光伝送システム市場は今、節目を迎えようとしている。1波長当たりの伝送容量がついに1テラを突破。市場には「1波1.2Tbps」の伝送装置が登場しており、2025年には「1波1.6Tbps」の投入も計画されている。
この大容量化を生み出した光伝送技術の進化は、一方で、これまで市場の主役であったシャーシ型/ボックス型の“伝送装置離れ”も引き起こしている。データセンター間接続(DCI)やメトロネットワークといった短・中距離伝送で、いわゆる“プラガブル”の普及が本格化しそうだ。
プラガブル流行で市場に変化
光伝送装置の一部である光電変換/送信機能(トランスポンダー部)を光トランシーバーに集約した「プラガブルモジュール」(コヒーレント光トランシーバーモジュール。以下、「プラガブル」と表記する)をIPルーター/スイッチに挿入する─。DCIでは近年、こうしたシステム形態が流行している。
利点は、高価なトランスポンダー装置が不要になること(図表1)。ルーター/スイッチとトランスポンダーをつなぐ大量の光トランシーバーと配線もなくせるため、機器代と設置コスト、スペース、消費電力を大幅に削減できる。
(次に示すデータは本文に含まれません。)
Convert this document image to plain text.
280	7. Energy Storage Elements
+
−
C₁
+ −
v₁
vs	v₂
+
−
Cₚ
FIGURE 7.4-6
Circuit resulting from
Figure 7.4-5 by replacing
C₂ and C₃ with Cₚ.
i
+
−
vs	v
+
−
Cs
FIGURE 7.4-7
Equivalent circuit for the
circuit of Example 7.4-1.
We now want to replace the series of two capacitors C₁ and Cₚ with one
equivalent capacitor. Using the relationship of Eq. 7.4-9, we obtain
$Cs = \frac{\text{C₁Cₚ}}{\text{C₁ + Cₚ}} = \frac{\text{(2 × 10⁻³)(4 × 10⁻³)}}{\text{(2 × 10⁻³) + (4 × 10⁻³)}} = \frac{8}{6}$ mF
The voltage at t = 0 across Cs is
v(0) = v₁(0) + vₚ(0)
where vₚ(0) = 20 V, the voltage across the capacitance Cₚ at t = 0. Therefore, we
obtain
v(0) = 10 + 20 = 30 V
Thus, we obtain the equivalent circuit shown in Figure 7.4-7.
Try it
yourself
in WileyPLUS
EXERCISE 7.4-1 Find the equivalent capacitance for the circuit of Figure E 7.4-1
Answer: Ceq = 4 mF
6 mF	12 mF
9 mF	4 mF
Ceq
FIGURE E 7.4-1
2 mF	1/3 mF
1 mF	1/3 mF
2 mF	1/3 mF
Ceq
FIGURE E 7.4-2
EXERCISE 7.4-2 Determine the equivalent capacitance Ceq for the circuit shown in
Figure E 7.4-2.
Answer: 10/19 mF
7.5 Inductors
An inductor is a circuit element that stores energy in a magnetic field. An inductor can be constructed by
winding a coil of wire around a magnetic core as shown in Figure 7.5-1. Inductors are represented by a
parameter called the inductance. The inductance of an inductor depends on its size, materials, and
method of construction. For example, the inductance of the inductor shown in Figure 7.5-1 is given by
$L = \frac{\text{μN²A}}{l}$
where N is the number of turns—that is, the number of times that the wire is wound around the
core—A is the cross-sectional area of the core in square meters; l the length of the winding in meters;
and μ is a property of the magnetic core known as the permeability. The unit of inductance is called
加えて、技術進歩の速いトランスポンダー部を伝送装置から分離すれば、新技術を取り入れやすくもなる。
図表1 光伝送システムの機能分離とIP/光統合
ただし、プラガブルは、専用装置と比べるとどうしても性能面では劣る。ファイバー1本当たりの伝送容量・距離を最大化しようとすれば、やはり専用装置を使うべきだ。広がった選択肢を活かすために、ソリューションごとの特性を見極めて適材適所に使い分ける知恵とノウハウがますます重要な時代と言えよう。